Investe Piauí liderou, nos dias 26 e 27 de 2026, no Metropolitan Hotel, em Teresina, a elaboração de um plano estadual para estimular a mentalidade exportadora, com o objetivo de consolidar caminhos que ampliem e diversifiquem as vendas do Piauí ao exterior, promovendo desenvolvimento econômico local por meio de oficinas de planejamento que reuniram gestões públicas, empresários e instituições-chave para mapear entraves e oportunidades.
Participaram representantes de secretarias estaduais, prefeituras, agências de fomento, líderes empresariais e instituições de ensino e pesquisa. As mesas de trabalho funcionaram como oficinas para mapear entraves e oportunidades e definiram uma agenda de ações que prioriza medidas práticas: melhoria logística, simplificação regulatória, programas de certificação, incentivos para agregação de valor e mecanismos de financiamento alinhados a necessidades regionais.
A integração institucional foi apontada como condição necessária para evitar sobreposição de programas e otimizar recursos públicos e privados. Houve ênfase em políticas específicas para micro, pequenas e médias empresas, com propostas de assistência técnica, formação exportadora e redes de comercialização que permitam superar limitações de escala.

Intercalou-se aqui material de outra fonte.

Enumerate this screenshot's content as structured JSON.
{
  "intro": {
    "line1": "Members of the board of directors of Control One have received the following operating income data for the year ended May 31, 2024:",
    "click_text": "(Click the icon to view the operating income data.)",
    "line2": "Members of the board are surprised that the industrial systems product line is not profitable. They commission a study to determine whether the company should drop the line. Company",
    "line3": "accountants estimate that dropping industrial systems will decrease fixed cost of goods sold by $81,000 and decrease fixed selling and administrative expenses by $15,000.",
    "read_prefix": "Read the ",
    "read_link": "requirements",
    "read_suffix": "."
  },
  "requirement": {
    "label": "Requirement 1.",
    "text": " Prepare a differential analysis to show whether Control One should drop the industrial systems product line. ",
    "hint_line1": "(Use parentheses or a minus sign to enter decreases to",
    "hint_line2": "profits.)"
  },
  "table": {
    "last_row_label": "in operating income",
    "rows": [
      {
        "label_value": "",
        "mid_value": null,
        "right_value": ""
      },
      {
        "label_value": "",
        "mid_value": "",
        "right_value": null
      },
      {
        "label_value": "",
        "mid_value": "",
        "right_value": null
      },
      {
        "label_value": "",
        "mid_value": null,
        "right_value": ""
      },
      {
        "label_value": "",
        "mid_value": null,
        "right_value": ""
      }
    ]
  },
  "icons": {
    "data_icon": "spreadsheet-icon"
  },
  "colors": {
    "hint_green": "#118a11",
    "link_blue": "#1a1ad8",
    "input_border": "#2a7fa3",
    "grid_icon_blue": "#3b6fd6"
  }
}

A Investe Piauí atuou como articuladora central, promovendo articulação entre esferas de governo e setor privado e propondo indicadores para monitorar resultados. Entre as dúvidas tratadas, ficou claro que os principais beneficiários serão os produtores locais, empreendimentos que agregam valor e as cadeias produtivas que adotarem práticas competitivas; os efeitos mais imediatos devem surgir em curto prazo com ações instrumentais, enquanto resultados expressivos em exportações podem levar entre dois e cinco anos.
O plano buscará articular fontes de financiamento público e privado e apoio técnico para certificações e logística. O sucesso será avaliado por indicadores como aumento do volume exportado, diversificação da pauta, número de empresas exportadoras e melhoria na renda das cadeias. Para avançar, serão necessárias fases de implementação, pactuação de recursos e monitoramento contínuo. Calendário de trabalhos prevê metas de curto, médio e longo prazo com avaliações periódicas e ajustes, participação setorial.